Tigerjunge Bill Hwang kommt vom Weg ab
nok New York
Der Name Archegos – ein griechisches Wort aus dem Neuen Testament, das so viel bedeutet wie Pionier oder Wegbereiter – wird als eine der größeren Schieflagen eines Vermögensverwalters in die Annalen der Wall Street eingehen. Umso kurioser scheint es, dass Archegos Capital Management, die zuletzt Eigenkapital von 10 Mrd. Dollar verwaltet haben soll, vor allem Insidern bekannt war – und den Investmentbanken, die mit dem Fonds Geschäfte machten und ihre Aktionäre jetzt auf Verluste vorbereiten.
44 Mill. Dollar Strafe
Bill Hwang, Gründer und Co-Chef von Archegos, war gleichwohl kein völlig Unbekannter.

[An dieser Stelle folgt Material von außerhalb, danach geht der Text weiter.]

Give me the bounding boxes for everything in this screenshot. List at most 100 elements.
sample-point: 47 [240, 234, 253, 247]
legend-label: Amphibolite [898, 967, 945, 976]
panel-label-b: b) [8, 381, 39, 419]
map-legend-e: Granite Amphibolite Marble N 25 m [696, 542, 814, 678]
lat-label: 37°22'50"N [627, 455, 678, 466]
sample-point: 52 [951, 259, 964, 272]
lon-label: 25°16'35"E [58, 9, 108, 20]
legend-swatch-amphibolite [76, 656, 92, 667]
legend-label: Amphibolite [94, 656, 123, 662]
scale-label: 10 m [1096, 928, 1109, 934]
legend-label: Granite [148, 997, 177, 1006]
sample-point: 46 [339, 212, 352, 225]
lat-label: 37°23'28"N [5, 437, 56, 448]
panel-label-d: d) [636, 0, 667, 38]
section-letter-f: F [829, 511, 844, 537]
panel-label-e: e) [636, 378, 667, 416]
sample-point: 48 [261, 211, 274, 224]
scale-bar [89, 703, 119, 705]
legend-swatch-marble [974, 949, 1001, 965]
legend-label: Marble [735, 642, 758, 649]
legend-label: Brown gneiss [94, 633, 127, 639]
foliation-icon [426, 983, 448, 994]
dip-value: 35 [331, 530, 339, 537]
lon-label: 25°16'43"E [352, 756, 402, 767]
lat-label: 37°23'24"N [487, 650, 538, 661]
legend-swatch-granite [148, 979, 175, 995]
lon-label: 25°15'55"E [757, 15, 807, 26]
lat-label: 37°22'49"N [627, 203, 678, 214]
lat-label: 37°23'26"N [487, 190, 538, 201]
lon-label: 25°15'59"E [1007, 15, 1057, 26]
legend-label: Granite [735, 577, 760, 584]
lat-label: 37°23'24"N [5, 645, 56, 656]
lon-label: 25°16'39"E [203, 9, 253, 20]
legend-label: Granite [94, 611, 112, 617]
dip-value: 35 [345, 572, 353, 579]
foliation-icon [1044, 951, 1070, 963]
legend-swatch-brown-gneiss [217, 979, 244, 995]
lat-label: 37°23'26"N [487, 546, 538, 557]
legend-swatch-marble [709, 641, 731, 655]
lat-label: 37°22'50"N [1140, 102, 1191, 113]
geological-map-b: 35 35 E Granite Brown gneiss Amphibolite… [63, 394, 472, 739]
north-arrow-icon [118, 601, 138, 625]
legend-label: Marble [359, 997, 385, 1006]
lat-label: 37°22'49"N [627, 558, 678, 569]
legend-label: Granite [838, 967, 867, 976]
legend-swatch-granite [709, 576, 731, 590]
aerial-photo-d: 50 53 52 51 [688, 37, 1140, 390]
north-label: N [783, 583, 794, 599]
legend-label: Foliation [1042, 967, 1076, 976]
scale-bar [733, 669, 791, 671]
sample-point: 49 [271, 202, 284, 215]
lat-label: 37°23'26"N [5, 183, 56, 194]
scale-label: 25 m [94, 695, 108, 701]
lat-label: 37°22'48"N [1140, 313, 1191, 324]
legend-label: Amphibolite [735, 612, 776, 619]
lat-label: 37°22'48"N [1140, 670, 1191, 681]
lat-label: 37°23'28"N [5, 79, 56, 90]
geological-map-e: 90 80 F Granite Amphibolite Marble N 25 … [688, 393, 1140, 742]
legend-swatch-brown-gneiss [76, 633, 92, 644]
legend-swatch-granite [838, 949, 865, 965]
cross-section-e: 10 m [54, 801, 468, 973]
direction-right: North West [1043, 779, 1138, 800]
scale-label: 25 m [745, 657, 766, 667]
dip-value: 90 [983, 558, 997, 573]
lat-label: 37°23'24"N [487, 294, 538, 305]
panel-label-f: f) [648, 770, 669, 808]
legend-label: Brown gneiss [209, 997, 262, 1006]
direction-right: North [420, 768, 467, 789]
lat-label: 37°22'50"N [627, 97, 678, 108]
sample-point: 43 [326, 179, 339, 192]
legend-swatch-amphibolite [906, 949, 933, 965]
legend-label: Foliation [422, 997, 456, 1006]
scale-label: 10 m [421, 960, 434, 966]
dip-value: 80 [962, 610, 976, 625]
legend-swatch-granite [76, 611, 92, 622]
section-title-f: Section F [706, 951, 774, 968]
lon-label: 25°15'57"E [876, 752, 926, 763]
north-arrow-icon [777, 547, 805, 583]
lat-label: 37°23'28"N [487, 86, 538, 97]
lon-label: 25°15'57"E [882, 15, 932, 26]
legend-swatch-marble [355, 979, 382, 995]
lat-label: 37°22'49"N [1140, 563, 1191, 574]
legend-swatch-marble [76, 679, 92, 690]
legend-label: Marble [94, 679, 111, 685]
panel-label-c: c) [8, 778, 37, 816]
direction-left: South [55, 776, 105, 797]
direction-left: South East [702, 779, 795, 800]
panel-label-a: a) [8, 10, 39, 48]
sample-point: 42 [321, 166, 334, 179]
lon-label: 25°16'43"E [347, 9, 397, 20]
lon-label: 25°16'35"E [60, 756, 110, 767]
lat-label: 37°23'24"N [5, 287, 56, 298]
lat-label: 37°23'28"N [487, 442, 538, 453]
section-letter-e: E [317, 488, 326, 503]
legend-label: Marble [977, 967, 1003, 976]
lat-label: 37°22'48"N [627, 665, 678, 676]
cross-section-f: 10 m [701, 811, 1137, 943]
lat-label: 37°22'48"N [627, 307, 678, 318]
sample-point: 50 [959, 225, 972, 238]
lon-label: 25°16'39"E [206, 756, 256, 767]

Er war einst Aktienanalyst beim legendären Hedgefonds Tiger Management des Milliardärs Julian Robertson. Nachdem Robertson den Fonds im Jahr 2000 geschlossen hatte, machten einige seiner Adjutanten mit dessen finanzieller Unterstützung eigene Hedgefonds auf. Zu diesen in der Finanzszene Tiger Cubs (Tigerjungen) genannten Nachwuchs-Managern gehörte auch Hwang, der 2001 Tiger Asia Management gründete und – wie der Name suggeriert – vor allem in asiatischen Märkten investierte. Die Geschichte von Tiger Asia endete 2012 mit einem Insiderskandal. Hwang gestand nach Betrugsvorwürfen der US-Staatsanwaltschaft, im Rahmen von Privatplatzierungen erhaltene vertrauliche Informationen von Investmentbanken illegalerweise für Aktiengeschäfte genutzt zu haben. Tiger Asia musste 16 Mill. Dollar zurückzahlen. In einem parallelen Vergleich mit der US-Börsenaufsicht SEC akzeptierte Hwang mit Tiger Asia außerdem eine Strafe von 44 Mill. Dollar.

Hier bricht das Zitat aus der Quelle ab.